Building a new Home File Server (Part3 – Funnies and Foibles)

In this final article on the new home server build I’ll be highlighting some issues and problems I’ve had to deal with, both in hardware and software. You can read the first two articles in Part 1 and Part 2.

Boot Drive

My goal was to have all the RAID drives in the front bays of the ML110, with the supplied HP 250GB drive as a boot drive in one of the optical drive bays.

I experienced an issue with this though – the BIOS of the ML110 has several modes for the SATA controllers, the standard config is to have the drive bays set up as a (fake) raid device, but since I don’t want (and never would!) use this pseudo raid setup I needed the front bay presented to the system as a host bus adaptor.

Changing the BIOS SATA configuration to AHCI (which will give best performance for the drives attached) results in just a single SATA controller (with 6 ports) being presented to the system.

The four front drive bays present as the first four drives, with the two optical bays presenting as the last two.

The problem with this was the HP will only boot from the first drive in the array, whilst it is possible to just install the bootloader to the first disk, then boot from the optical bay this isn’t a good solution – if that RAID drive fails you can’t boot, even when the drive is replaced, without re-installing the bootloader.
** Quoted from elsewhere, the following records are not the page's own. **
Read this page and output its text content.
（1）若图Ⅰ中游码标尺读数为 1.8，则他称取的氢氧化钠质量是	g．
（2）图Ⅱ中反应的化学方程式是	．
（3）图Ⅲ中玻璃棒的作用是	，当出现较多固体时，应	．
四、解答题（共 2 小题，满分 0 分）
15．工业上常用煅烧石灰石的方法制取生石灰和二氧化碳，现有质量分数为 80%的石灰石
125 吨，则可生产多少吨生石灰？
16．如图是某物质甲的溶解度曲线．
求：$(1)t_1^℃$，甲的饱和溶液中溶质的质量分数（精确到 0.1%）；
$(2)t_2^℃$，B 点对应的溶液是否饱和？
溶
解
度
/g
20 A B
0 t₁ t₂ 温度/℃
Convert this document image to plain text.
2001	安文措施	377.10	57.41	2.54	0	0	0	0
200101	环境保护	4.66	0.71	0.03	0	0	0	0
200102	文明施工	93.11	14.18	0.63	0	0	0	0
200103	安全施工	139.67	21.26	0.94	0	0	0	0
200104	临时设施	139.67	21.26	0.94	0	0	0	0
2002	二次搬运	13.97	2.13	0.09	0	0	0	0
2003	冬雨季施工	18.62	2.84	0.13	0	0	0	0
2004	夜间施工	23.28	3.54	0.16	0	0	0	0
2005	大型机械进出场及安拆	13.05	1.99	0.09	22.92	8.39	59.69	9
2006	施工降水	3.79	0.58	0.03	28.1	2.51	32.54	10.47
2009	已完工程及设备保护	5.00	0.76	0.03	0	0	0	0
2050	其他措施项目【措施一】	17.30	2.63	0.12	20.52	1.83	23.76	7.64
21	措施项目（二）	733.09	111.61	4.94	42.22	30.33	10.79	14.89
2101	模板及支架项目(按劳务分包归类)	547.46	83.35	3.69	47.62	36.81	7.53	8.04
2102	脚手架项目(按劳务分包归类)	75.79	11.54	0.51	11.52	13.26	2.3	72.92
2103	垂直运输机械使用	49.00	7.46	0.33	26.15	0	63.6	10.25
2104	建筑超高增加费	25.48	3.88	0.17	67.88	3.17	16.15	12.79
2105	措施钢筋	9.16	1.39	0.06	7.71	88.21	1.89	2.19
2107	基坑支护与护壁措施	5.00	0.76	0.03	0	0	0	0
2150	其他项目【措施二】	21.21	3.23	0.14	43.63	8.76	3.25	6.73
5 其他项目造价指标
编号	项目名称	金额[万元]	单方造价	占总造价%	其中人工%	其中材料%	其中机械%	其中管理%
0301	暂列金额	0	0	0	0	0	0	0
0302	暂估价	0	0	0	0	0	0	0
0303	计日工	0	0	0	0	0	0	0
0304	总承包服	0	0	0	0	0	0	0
Therefore I had to install the boot drive to front bay 1, with the fourth RAID drive in the optical drive bay. Since the integral SATA controller is not hot-swappable this isn’t really an issue, drives can be swapped in the event of failure easily.

Western Digital Green Drive Issues

The drives used for the RAIDZ array are Western Digital WD20EARX drives, with very low power consumption.

There is an issue with these drives in that they are configured as standard to park their heads and power down parts of their circuitry every 8 seconds. An analysis of the drive’s SMART data showed that for 500 hours of uptime the number of load / unload cycles had reached in excess of 12000.

There are a couple of things to look at here, firstly the idle time can be adjusted using the wdidle3 tool from Western Digital, or in my case the third party Linux equivalent, idle3 tools.

This can result in the drives not sleeping at all though, which is at odds with our green goals, in my case the problem was the SMART daemon polling the drives and waking them, this can be resolved by editing the smartd.conf file to ensure it checks the idle status of the drive and if idle, not wake it.

An additional parameter can be set to wake it every x times in order to retrieve data if none has been obtained.

See the -n POWERMODE[,N][,q] section of the smartd.conf manpage.

ZFS Issues

The initial ZFS setup was really simple, but I did experience a problem with the ZFS drives not being mounted after a reboot.

In Ubuntu and Debian there are supposed to be packages to resolve this and ensure clean system startup, but these don’t appear to be available in the PPA, so the solution was to edit /etc/default/zfs and change the following two settings: –

ZFS_MOUNT='yes'
ZFS_UNMOUNT='yes'

NFS sharing

NFS sharing originally gave an error: –

root@proxmox:~# zfs share -a
cannot share 'zfspool/music': share(1M) failed NFS server not installed

to fix this do: –

apt-get install nfs-kernel-server

 

Webmin

I installed Webmin on top of Proxmox for ease of setting up SAMBA shares and other monitoring functions.

Final Results

I’m really pleased with the result, the machine is currently acting as a file server to our Windows and Linux PC’s and Proxmox is currently running the following virtual machines without even breaking a sweat: –

  • Three minecraft servers (with ramdisks)
  • One Tekkit Minecraft Server
  • Vortexbox

The responsiveness of the VM’s is impressive, and notably better than the old server, peak power consumption is around 90W, dropping to circa 40W when idle, which is great, especially if I can eliminate even more PC’s from the network through virtualisation.

To this end the next stage is to look at virtualising my MythTV backend, which looks like it is possible to do, by passing the TV Tuner PCI cards straight to the virtual machine; this will eliminate another PC running 24/7 and currently consuming up to 90W when working hard, which will lower my electricity bills!